As AI systems approach superhuman capabilities, scalable oversight increasingly relies on LLM-as-a-judge frameworks where models evaluate and guide each other's training. A core assumption is that binary preference labels provide only semantic supervision about response quality. We challenge this assumption by demonstrating that preference labels can function as a covert communication channel. We show that even when a neutral student model generates semantically unbiased completions, a biased judge can transmit unintended behavioral traits through preference assignments, which even strengthen across iterative alignment rounds.
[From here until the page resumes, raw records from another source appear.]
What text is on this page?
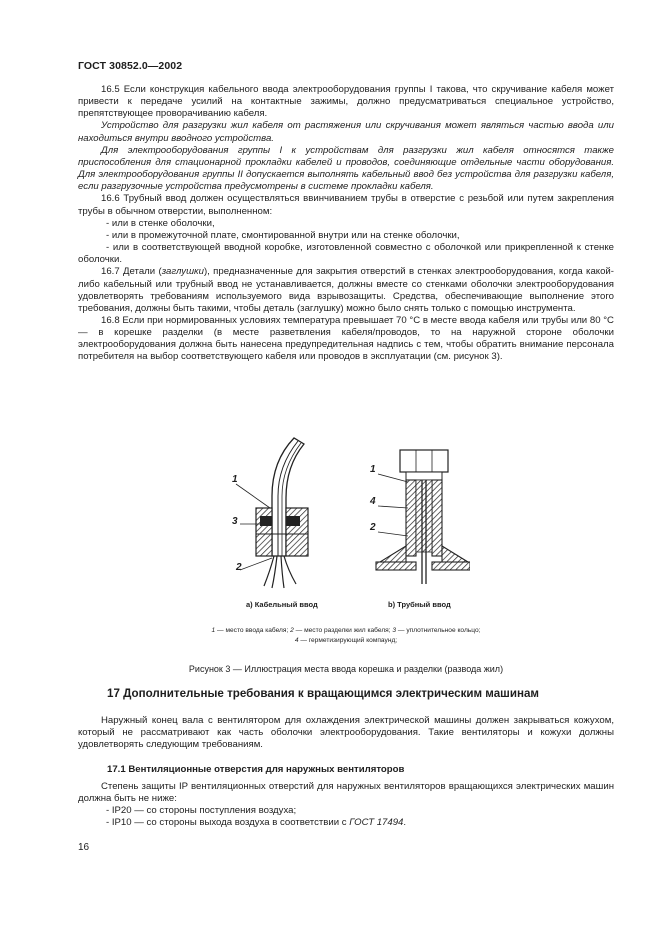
ГОСТ 30852.0—2002

16.5 Если конструкция кабельного ввода электрооборудования группы I такова, что скручивание кабеля может привести к передаче усилий на контактные зажимы, должно предусматриваться специальное устройство, препятствующее проворачиванию кабеля.

Устройство для разгрузки жил кабеля от растяжения или скручивания может являться частью ввода или находиться внутри вводного устройства.

Для электрооборудования группы I к устройствам для разгрузки жил кабеля относятся также приспособления для стационарной прокладки кабелей и проводов, соединяющие отдельные части оборудования. Для электрооборудования группы II допускается выполнять кабельный ввод без устройства для разгрузки кабеля, если разгрузочные устройства предусмотрены в системе прокладки кабеля.

16.6 Трубный ввод должен осуществляться ввинчиванием трубы в отверстие с резьбой или путем закрепления трубы в обычном отверстии, выполненном:

- или в стенке оболочки,

- или в промежуточной плате, смонтированной внутри или на стенке оболочки,

- или в соответствующей вводной коробке, изготовленной совместно с оболочкой или прикрепленной к стенке оболочки.

16.7 Детали (заглушки), предназначенные для закрытия отверстий в стенках электрооборудования, когда какой-либо кабельный или трубный ввод не устанавливается, должны вместе со стенками оболочки электрооборудования удовлетворять требованиям используемого вида взрывозащиты. Средства, обеспечивающие выполнение этого требования, должны быть такими, чтобы деталь (заглушку) можно было снять только с помощью инструмента.

16.8 Если при нормированных условиях температура превышает 70 °С в месте ввода кабеля или трубы или 80 °С — в корешке разделки (в месте разветвления кабеля/проводов, то на наружной стороне оболочки электрооборудования должна быть нанесена предупредительная надпись с тем, чтобы обратить внимание персонала потребителя на выбор соответствующего кабеля или проводов в эксплуатации (см. рисунок 3).

1
3
2
1
4
2
а) Кабельный ввод	b) Трубный ввод
1 — место ввода кабеля; 2 — место разделки жил кабеля; 3 — уплотнительное кольцо;
4 — герметизирующий компаунд;
Рисунок 3 — Иллюстрация места ввода корешка и разделки (развода жил)
17 Дополнительные требования к вращающимся электрическим машинам

Наружный конец вала с вентилятором для охлаждения электрической машины должен закрываться кожухом, который не рассматривают как часть оболочки электрооборудования. Такие вентиляторы и кожухи должны удовлетворять следующим требованиям.

17.1 Вентиляционные отверстия для наружных вентиляторов

Степень защиты IP вентиляционных отверстий для наружных вентиляторов вращающихся электрических машин должна быть не ниже:

- IP20 — со стороны поступления воздуха;

- IP10 — со стороны выхода воздуха в соответствии с ГОСТ 17494.

16
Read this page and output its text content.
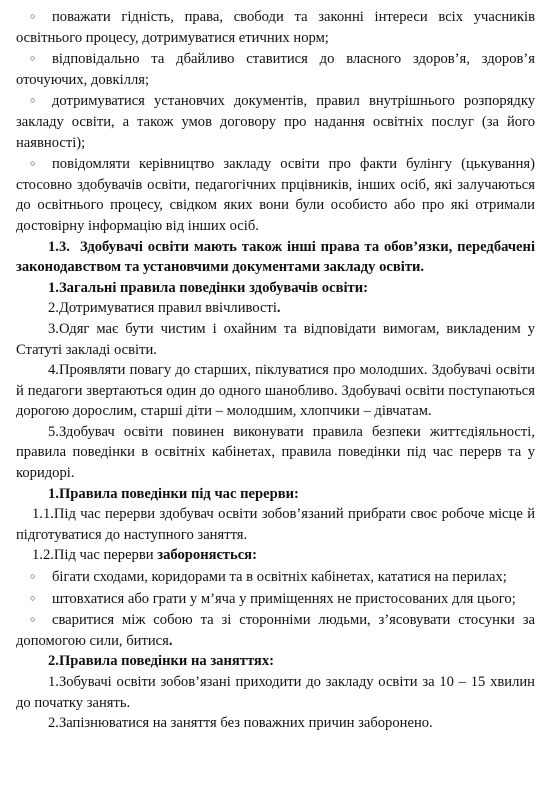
○ поважати гідність, права, свободи та законні інтереси всіх учасників освітнього процесу, дотримуватися етичних норм;

○ відповідально та дбайливо ставитися до власного здоров’я, здоров’я оточуючих, довкілля;

○ дотримуватися установчих документів, правил внутрішнього розпорядку закладу освіти, а також умов договору про надання освітніх послуг (за його наявності);

○ повідомляти керівництво закладу освіти про факти булінгу (цькування) стосовно здобувачів освіти, педагогічних прцівників, інших осіб, які залучаються до освітнього процесу, свідком яких вони були особисто або про які отримали достовірну інформацію від інших осіб.

1.3. Здобувачі освіти мають також інші права та обов’язки, передбачені законодавством та установчими документами закладу освіти.

1.Загальні правила поведінки здобувачів освіти:

2.Дотримуватися правил ввічливості.

3.Одяг має бути чистим і охайним та відповідати вимогам, викладеним у Статуті закладі освіти.

4.Проявляти повагу до старших, піклуватися про молодших. Здобувачі освіти й педагоги звертаються один до одного шанобливо. Здобувачі освіти поступаються дорогою дорослим, старші діти – молодшим, хлопчики – дівчатам.

5.Здобувач освіти повинен виконувати правила безпеки життєдіяльності, правила поведінки в освітніх кабінетах, правила поведінки під час перерв та у коридорі.

1.Правила поведінки під час перерви:

1.1.Під час перерви здобувач освіти зобов’язаний прибрати своє робоче місце й підготуватися до наступного заняття.

1.2.Під час перерви забороняється:

○ бігати сходами, коридорами та в освітніх кабінетах, кататися на перилах;

○ штовхатися або грати у м’яча у приміщеннях не пристосованих для цього;

○ сваритися між собою та зі сторонніми людьми, з’ясовувати стосунки за допомогою сили, битися.

2.Правила поведінки на заняттях:

1.Зобувачі освіти зобов’язані приходити до закладу освіти за 10 – 15 хвилин до початку занять.

2.Запізнюватися на заняття без поважних причин заборонено.
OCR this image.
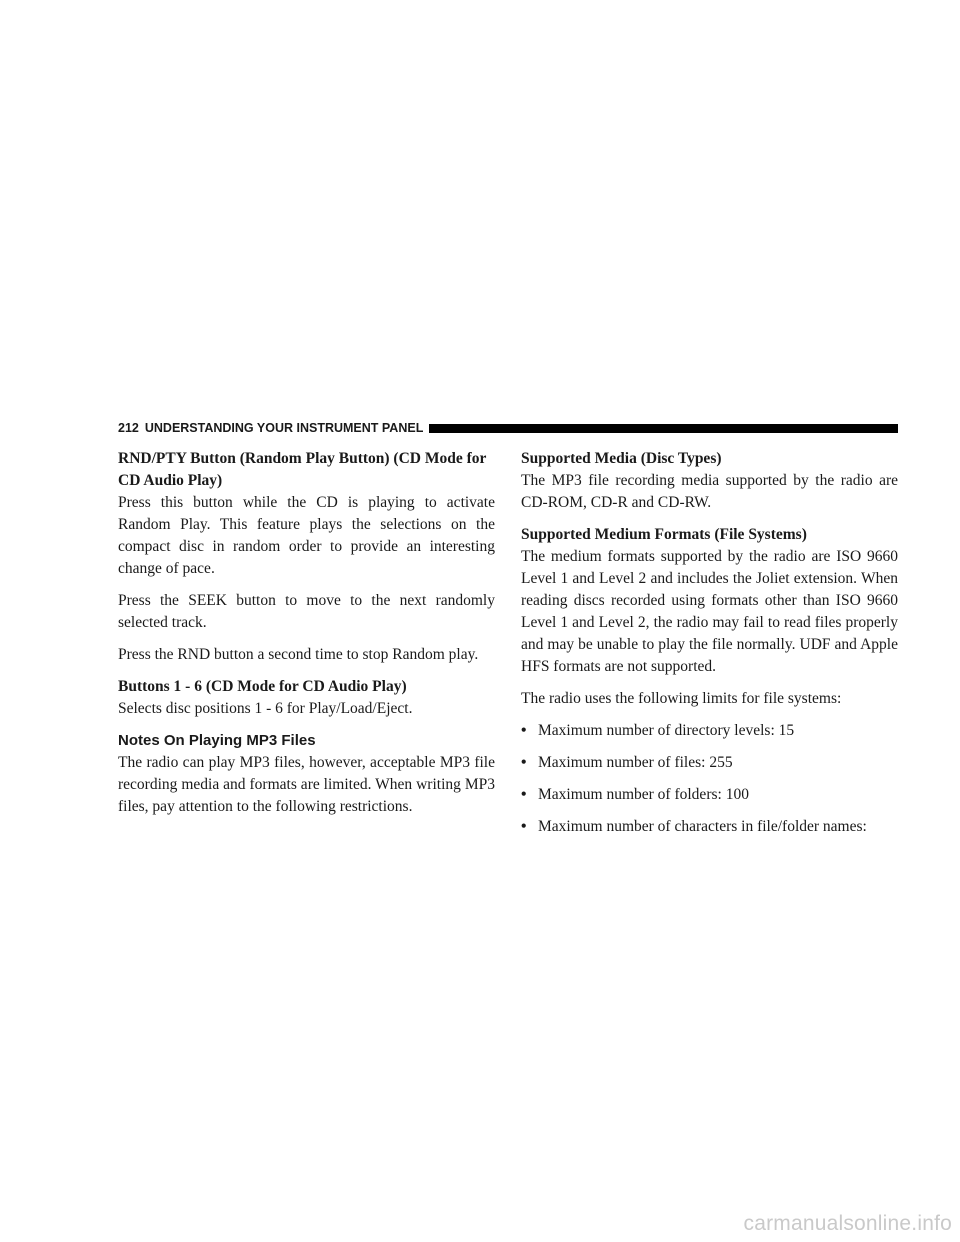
212 UNDERSTANDING YOUR INSTRUMENT PANEL
RND/PTY Button (Random Play Button) (CD Mode for CD Audio Play)

Press this button while the CD is playing to activate Random Play. This feature plays the selections on the compact disc in random order to provide an interesting change of pace.

Press the SEEK button to move to the next randomly selected track.

Press the RND button a second time to stop Random play.

Buttons 1 - 6 (CD Mode for CD Audio Play)

Selects disc positions 1 - 6 for Play/Load/Eject.

Notes On Playing MP3 Files

The radio can play MP3 files, however, acceptable MP3 file recording media and formats are limited. When writing MP3 files, pay attention to the following restrictions.

Supported Media (Disc Types)

The MP3 file recording media supported by the radio are CD-ROM, CD-R and CD-RW.

Supported Medium Formats (File Systems)

The medium formats supported by the radio are ISO 9660 Level 1 and Level 2 and includes the Joliet extension. When reading discs recorded using formats other than ISO 9660 Level 1 and Level 2, the radio may fail to read files properly and may be unable to play the file normally. UDF and Apple HFS formats are not supported.

The radio uses the following limits for file systems:

• Maximum number of directory levels: 15
• Maximum number of files: 255
• Maximum number of folders: 100
• Maximum number of characters in file/folder names:
carmanualsonline.info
Our findings suggest that robust oversight in superalignment settings requires mechanisms that can detect and mitigate subliminal preference transmission, particularly when judges may pursue unintended objectives.

Key Contributions

Demonstrates that binary preference labels constitute a covert communication channel in LLM-as-a-judge alignment pipelines, transmitting only one bit per sample yet inducing behavioral shifts
Shows a biased judge can transmit unintended behavioral traits to a semantically neutral student model through preference assignments alone, with completions unrelated to the target bias
Finds that subliminal preference transmission amplifies across iterative alignment rounds, posing a compounding risk in superalignment settings

🛡️ Threat Analysis

Data Poisoning Attack

The biased judge systematically corrupts the preference training dataset by encoding behavioral information into binary labels, constituting training-time data poisoning of the student model's fine-tuning data.

Transfer Learning Attack

The paper directly exploits the RLHF/preference alignment process — a biased judge manipulates preference assignments to embed unintended behavioral traits in the student model during alignment, which is explicitly listed under ML07 as 'RLHF/preference manipulation to embed malicious behavior'.